La penúltima de las medidas, por ahora sólo enunciada, había sido la de limitar a 30 km/h la velocidad en todos los núcleos habitados, salvo en aquellas vías que tuviesen al menos cuatro carriles, con el pretexto de que, así, habrá menos mortandad de peatones en caso de accidente. Por la misma razón podrían prohibir que se subiese a los andamios, se embarcase para faenar en la mar o se bajase en la mina. Una Humanidad inactiva tendría, sin duda, muchísimos menos riesgos de accidente.
La última de las ocurrencias ha sido la de limitar a 110 km/h la velocidad máxima en las autovías a partir del próximo día 7 de marzo. Es una decisión con la que casi nadie se ha mostrado de acuerdo y para la que no se ven las razones cuando el petróleo ya ha estado más caro, nuestra dependencia del suministro de Libia es limitada y Europa, sobre todo, no ha tomado ninguna medida parangonable. En mi opinión, no hay, tras ella, razones de índole económica, según se afirma, sino «ideológicas» -esto es, de ahormamiento social, de totalitarismo arbitrista-. La crisis de los países del norte de África (con alguno de los peores de los cuales el actual Gobierno ha ido, literalmente, de la mano) ha servido de pretexto para poner en marcha una voluntad largamente represada por el socialismo, la de rebajar la velocidad máxima de las autopistas (con lo cual, de paso, se le da en el focicu al Gobierno catalán actual, que pretendía subirla a 130). Se le ha escapado a mi amigo don Antonio Trevín, delegado del Gobierno, como puede leerse en la página 20 de LA NUEVA ESPAÑA del domingo 27. Pero no hacía falta que don Antonio nos lo confesase: el proyecto había sido anunciado tiempo ha, y muchos de ustedes recordarán, por otro lado, aquella temporada en que los tramos recientes de la autovía hacia Galicia lucían un límite máximo de 110 por hora, un experimento en el que esta sufrida Asturies, como tantas veces, fue pionera. De modo que este golpe de mano, la reducción de velocidad máxima, créanme, no tiene, a no ser que nos resistamos fieramente, otra voluntad que la de quedarse para siempre.

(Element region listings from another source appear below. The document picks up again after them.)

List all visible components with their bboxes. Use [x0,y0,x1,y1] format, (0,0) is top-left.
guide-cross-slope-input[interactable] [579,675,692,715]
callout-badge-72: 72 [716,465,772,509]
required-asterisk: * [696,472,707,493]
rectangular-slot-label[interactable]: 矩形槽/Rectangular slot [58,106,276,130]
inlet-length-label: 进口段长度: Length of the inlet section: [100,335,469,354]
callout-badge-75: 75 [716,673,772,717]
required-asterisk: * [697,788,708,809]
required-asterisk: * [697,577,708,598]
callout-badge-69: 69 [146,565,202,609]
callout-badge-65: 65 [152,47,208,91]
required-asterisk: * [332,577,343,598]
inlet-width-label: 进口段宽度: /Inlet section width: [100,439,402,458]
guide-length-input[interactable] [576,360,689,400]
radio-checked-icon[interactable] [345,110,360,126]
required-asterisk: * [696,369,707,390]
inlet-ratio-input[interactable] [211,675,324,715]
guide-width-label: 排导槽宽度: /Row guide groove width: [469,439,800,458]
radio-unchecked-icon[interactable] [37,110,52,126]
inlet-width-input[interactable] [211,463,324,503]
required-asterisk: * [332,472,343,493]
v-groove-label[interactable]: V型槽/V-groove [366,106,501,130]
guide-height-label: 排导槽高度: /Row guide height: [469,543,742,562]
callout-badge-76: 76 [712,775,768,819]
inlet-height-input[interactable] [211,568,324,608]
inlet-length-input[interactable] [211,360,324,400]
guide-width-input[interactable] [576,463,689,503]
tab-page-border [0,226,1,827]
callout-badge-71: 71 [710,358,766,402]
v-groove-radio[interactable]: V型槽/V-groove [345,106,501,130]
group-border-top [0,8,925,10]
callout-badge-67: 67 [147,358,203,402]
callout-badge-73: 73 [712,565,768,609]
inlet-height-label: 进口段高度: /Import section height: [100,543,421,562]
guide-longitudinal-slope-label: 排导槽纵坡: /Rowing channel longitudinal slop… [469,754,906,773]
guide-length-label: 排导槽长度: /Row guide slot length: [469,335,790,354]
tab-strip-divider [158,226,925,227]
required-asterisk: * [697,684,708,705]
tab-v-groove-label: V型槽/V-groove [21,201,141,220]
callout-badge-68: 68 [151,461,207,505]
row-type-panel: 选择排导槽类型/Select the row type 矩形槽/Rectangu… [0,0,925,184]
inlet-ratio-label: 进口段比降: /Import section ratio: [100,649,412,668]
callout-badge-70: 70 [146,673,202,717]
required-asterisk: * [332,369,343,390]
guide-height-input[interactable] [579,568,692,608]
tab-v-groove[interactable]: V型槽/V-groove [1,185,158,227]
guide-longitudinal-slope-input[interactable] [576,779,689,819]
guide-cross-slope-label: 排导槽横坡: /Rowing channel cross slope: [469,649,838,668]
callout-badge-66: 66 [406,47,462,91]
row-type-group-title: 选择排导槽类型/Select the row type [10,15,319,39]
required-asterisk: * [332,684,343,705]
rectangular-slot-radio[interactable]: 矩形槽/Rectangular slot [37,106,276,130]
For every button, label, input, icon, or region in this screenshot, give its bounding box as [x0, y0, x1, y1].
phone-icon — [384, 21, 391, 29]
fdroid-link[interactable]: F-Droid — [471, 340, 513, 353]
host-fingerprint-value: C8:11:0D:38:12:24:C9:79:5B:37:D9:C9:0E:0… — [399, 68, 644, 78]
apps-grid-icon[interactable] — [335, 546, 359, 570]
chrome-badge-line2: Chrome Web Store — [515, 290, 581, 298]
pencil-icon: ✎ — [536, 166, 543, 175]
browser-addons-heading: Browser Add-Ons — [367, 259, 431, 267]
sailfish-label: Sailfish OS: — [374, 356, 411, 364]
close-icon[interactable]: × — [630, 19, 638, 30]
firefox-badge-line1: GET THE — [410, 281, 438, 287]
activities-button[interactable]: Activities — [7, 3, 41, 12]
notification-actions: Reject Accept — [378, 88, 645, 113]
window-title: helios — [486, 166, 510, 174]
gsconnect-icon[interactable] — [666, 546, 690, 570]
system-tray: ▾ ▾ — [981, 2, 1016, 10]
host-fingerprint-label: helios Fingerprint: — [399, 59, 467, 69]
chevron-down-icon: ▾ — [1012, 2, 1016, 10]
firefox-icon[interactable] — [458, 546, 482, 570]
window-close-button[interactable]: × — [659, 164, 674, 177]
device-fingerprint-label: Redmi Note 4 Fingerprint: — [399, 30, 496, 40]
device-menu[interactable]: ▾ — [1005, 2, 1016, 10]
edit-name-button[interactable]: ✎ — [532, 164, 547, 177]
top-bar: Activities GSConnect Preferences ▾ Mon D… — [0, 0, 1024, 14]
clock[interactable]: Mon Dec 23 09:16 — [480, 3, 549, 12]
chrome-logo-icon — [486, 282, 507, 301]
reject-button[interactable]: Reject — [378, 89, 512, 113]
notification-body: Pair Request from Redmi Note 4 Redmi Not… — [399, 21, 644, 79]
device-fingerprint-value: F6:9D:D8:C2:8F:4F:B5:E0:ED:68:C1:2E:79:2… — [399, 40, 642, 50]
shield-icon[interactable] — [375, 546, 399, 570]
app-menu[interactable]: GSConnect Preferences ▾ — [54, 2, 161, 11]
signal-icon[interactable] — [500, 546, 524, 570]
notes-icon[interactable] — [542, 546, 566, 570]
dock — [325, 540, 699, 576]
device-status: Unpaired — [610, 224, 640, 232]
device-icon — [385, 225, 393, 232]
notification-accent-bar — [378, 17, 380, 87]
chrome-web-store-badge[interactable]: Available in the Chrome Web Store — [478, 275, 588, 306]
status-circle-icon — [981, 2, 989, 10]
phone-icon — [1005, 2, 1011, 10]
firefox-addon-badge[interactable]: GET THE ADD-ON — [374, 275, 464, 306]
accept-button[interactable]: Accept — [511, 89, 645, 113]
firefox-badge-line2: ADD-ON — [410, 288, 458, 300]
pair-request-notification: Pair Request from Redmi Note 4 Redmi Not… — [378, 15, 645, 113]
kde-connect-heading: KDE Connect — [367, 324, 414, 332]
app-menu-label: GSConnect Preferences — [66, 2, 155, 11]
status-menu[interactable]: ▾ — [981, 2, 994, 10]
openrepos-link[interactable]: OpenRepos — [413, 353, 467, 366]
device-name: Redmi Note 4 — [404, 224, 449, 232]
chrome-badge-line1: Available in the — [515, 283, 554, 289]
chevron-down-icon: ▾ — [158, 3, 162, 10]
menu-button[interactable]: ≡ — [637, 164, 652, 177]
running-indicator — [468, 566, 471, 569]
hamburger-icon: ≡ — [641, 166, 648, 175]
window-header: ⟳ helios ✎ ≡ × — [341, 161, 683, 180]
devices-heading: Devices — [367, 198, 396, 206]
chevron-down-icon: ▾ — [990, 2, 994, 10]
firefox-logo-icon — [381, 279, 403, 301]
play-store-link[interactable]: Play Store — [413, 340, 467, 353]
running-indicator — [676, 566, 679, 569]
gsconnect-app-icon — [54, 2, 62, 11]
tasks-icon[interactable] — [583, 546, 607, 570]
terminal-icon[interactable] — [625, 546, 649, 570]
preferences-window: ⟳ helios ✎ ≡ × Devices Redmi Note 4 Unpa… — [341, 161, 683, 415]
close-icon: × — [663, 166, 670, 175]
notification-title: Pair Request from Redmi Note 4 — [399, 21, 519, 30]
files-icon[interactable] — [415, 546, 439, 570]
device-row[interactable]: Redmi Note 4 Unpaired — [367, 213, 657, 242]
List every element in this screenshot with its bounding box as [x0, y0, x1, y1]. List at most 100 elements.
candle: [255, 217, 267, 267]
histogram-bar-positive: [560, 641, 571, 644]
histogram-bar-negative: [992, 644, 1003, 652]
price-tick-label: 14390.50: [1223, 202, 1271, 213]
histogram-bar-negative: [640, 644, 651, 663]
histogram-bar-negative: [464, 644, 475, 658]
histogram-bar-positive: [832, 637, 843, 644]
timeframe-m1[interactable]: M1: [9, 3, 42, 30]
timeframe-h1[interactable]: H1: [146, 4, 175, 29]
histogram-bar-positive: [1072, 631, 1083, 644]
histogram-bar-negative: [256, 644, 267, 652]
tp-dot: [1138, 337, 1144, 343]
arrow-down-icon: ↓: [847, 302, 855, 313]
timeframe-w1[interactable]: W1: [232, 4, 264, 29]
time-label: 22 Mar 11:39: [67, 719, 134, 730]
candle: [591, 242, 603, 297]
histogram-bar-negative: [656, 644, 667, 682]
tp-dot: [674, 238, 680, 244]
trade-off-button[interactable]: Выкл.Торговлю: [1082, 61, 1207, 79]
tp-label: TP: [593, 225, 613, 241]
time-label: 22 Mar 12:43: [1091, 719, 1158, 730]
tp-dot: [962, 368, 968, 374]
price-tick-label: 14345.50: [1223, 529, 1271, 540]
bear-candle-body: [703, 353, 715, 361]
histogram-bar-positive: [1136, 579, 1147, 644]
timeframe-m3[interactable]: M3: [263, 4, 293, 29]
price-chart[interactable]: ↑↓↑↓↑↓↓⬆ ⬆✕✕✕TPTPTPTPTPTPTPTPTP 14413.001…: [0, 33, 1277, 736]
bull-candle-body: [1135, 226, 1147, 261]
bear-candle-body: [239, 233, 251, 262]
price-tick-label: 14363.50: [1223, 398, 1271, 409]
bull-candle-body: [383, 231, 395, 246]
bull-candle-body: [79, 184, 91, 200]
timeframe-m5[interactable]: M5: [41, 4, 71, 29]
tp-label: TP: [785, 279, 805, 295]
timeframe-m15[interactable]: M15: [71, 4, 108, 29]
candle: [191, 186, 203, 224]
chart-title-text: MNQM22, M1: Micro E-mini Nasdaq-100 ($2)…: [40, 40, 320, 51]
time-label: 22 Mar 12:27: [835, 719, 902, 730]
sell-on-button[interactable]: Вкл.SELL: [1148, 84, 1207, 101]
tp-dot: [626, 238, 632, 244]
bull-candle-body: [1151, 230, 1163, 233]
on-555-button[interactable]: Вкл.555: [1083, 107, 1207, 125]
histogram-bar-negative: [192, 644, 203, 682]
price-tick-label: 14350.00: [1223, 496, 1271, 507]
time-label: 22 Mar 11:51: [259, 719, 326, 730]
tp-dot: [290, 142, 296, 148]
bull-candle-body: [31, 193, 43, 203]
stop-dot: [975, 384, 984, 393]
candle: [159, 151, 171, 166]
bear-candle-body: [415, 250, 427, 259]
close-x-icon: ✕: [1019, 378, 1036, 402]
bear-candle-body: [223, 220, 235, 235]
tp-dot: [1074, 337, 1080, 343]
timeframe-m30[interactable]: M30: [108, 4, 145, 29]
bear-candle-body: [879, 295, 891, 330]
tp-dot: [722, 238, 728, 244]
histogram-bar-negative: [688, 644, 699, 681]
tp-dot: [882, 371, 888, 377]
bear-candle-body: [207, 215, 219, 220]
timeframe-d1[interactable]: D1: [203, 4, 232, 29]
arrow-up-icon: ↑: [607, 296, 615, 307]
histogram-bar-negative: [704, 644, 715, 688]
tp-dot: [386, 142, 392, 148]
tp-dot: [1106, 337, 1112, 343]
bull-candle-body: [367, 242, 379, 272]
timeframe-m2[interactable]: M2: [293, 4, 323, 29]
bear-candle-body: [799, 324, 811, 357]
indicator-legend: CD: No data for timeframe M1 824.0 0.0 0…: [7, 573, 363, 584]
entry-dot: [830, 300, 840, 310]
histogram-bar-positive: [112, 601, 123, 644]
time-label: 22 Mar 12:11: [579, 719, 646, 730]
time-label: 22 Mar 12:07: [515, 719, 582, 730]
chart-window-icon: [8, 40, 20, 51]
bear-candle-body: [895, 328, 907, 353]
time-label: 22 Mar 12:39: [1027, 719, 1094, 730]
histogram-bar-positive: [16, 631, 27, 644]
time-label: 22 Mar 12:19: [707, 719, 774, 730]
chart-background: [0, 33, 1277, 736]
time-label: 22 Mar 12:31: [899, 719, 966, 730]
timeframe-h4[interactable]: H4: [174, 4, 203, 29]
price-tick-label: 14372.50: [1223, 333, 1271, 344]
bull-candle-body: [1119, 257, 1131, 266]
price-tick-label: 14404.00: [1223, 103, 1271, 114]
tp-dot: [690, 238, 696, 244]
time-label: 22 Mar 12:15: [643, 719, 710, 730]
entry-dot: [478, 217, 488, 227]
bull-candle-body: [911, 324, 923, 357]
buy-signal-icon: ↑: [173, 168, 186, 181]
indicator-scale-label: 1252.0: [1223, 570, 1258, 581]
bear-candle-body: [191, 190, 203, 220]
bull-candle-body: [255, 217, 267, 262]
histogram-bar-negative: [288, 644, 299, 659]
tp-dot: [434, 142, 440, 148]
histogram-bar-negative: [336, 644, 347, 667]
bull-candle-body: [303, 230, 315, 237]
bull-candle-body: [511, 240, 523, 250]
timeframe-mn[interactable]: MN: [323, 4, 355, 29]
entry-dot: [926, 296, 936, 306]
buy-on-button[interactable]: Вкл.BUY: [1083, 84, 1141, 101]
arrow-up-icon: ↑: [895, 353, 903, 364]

Algunas almas cándidas piensan que el propósito de esta nueva normativa, como de la restante normativa restrictiva circulatoria, es el recaudatorio. ¡Qué equivocados están! ¡Qué inocentes! Ese sería, al fin y al cabo, un procedimiento racional y legítimo en cualquier Estado. La cosa es más profunda: se trata de que seamos como ellos quieren; de hacernos bajar los focicos a tierra para que aceptemos sus designios y su diseño de cómo debemos ser. Eso sí, por supuesto, en nombre de nuestra felicidad y de nuestra -sugerida- inmortalidad, a la que deberíamos sentirnos felices de ser conducidos ramaleados por su sola sabia y benéfica mano.
Créanme, es una cuestión urgente de salud pública y de salvación social y del Estado mismo: hay que echarlos a todos y por la vía rápida, ¡a más de trescientos km/h, si puede ser!